6 Nations: Rory Best will fly the flag for Ulster
The 34-man squad from which the starters and replacements will be chosen for the opening two rounds of the 2014 RBS 6 Nations Championship includes eight Ulster players.
And while that's a healthier representation than on other occasions in the not too distant past, let's not overdo the gratitude thing – Leinster have 18 in the group, although Ulster are the form team in Europe having posted six straight wins en route to the mantle of number one seeds in the Heineken Cup.
The members of the Ulster octet currently encamped at Carton House, Ireland's Kildare headquarters, are Rory Best, Darren Cave, Iain Henderson, Chris Henry, Paddy Jackson, Luke Marshall, Andrew Trimble and Dan Tuohy. They are listed in alphabetical order, incidentally, so don't waste time looking for anything more cryptic.
How many of them are likely to feature in the match-day 23 for Sunday's opener against Scotland at the Aviva Stadium? Um.
In view of the competition for places, training ground casualties may arise.
Big, strong, proud, highly motivated men with points to prove will not be holding back. Fingers crossed, then, that they come through unscathed and intact.
Best is the one Ulster player of whom I am wholly confident. Barring injury, he will be the hooker this Sunday.
Henry at seven is likely and certainly I feel his presence alongside Munster's Peter O'Mahony and Leinster's Jamie Heaslip at six and eight respectively would give Ireland a back row that ticks more boxes than any of the other possible permutations.
In the absence of Stephen Ferris, whose most recent international outing was against England in the 2012 St Patrick's Day massacre at Twickenham, O'Mahony has come through as a good blindside, albeit that he does not have the sheer power of the rampaging Ulsterman at his best.
Ferris, in his prime, intimidated opponents by virtue of the threat he posed and their realisation that he could not be halted.
Similarly, Henry (pictured) does not possess Sean O'Brien's ability to burst through opposition ranks. Which is why I fear for him slightly, because if Ireland coach Joe Schmidt decides he wants a player in the O'Brien mould, then Munster's Tommy O'Donnell fits the bill.
Where Henry scores heavily is in his outstanding 'choke tackle' technique and ability to disrupt opposing sides at the breakdown. And while he is not an O'Brien-like ball-carrier, his ability in those areas means Heaslip is freed up to do that job.

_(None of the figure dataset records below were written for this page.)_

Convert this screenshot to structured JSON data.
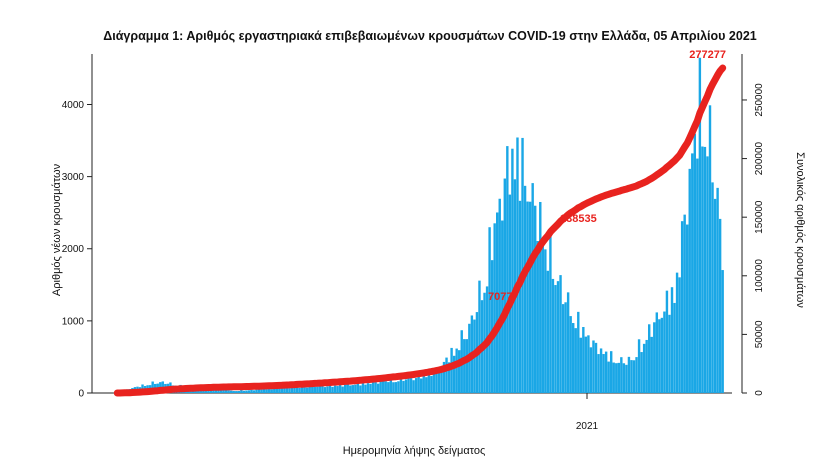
{
  "chart_data": {
    "type": "bar",
    "title": "Διάγραμμα 1: Αριθμός εργαστηριακά επιβεβαιωμένων κρουσμάτων COVID-19 στην Ελλάδα, 05 Απριλίου 2021",
    "xlabel": "Ημερομηνία λήψης δείγματος",
    "ylabel": "Αριθμός νέων κρουσμάτων",
    "y2label": "Συνολικός αριθμός κρουσμάτων",
    "x_tick_labels": [
      "2021"
    ],
    "yticks": [
      0,
      1000,
      2000,
      3000,
      4000
    ],
    "y2ticks": [
      0,
      50000,
      100000,
      150000,
      200000,
      250000
    ],
    "ylim": [
      0,
      4700
    ],
    "y2lim": [
      0,
      277277
    ],
    "bar_color": "#1aa7e6",
    "line_color": "#e8231f",
    "annotations": [
      {
        "text": "7077",
        "segment": 0
      },
      {
        "text": "138535",
        "segment": 1
      },
      {
        "text": "277277",
        "segment": 2
      }
    ],
    "waves": [
      {
        "from": 0,
        "to": 45,
        "values": [
          10,
          60,
          100,
          140,
          160,
          120,
          90,
          70,
          60,
          50,
          40
        ]
      },
      {
        "from": 45,
        "to": 120,
        "values": [
          30,
          40,
          60,
          80,
          90,
          100,
          110,
          120,
          150,
          180,
          200,
          240
        ]
      },
      {
        "from": 120,
        "to": 165,
        "values": [
          250,
          300,
          400,
          600,
          800,
          1100,
          1600,
          2400,
          3050,
          3600,
          3200,
          2700
        ]
      },
      {
        "from": 165,
        "to": 200,
        "values": [
          2700,
          2300,
          1800,
          1400,
          1100,
          900,
          700,
          600,
          500,
          450
        ]
      },
      {
        "from": 200,
        "to": 220,
        "values": [
          450,
          500,
          700,
          900,
          1100,
          1300,
          1500
        ]
      },
      {
        "from": 220,
        "to": 240,
        "values": [
          1500,
          2000,
          2700,
          3400,
          4000,
          4400,
          3800,
          3200,
          2600,
          1700
        ]
      }
    ],
    "total_days": 240
  }
}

I don't think 22-year-old Henderson will start against Scotland because skipper Paul O'Connell's second row partner will be Devin Toner. Why would it be otherwise? That was the pairing that did so well in Ireland's last outing – that November epic against the All Blacks.
Because he can cover lock and flanker, Henderson is perfectly suited to the bench at this stage.
And on the theme of adaptability, Cave's worth to Ireland doubled at the weekend when he played for the Wolfhounds. Up until now he has been an outside-centre – Brian O'Driscoll's position, with Cave's five caps since 2009 confirming the fact that he was never going to add to his tally while the great man was there.
But against England Saxons – with Schmidt watching on intently – Cave, at 12, was outstanding in the Wolfhounds defence. That puts him in with a chance of landing a job as a midfield replacement, with his cause also boosted by his excellent form in this season's Heineken Cup.
Conversely, Jackson could miss out because he is a one-position-player. In modern rugby, the man who can do two – or even three – jobs trumps the one who cannot.
That is why Ian Madigan, not Jackson, was on the bench for Ireland's Guinness Series matches against Samoa, Australia and New Zealand. And even though Jackson – whose game at 10 has come on leaps and bounds – started against Samoa, he got one autumnal cap to Madigan's three. His rival can play stand-off, centre and even full-back, note.
Luke Marshall is in the same boat, for although he lined out alongside O'Driscoll against Australia, it was Gordon D'Arcy who got the nod for the Samoan and All Blacks matches, with the Ulsterman nudged out of the 23.
Trimble and Tuohy are playing catch-up. Luke Fitzgerald, Fergus McFadden and Dave Kearney each enjoy a significant advantage over Trimble, having worked with Schmidt in his previous role as Leinster coach. In addition the Ulsterman played no part in the autumn internationals.
Tuohy? O'Connell, Toner and Henderson bar his path to an eighth cap and a first in the Six Nations.
So best case scenario for the Ulster contingent?
Best and Henry to start, with Henderson and – an outside bet – Cave on the bench.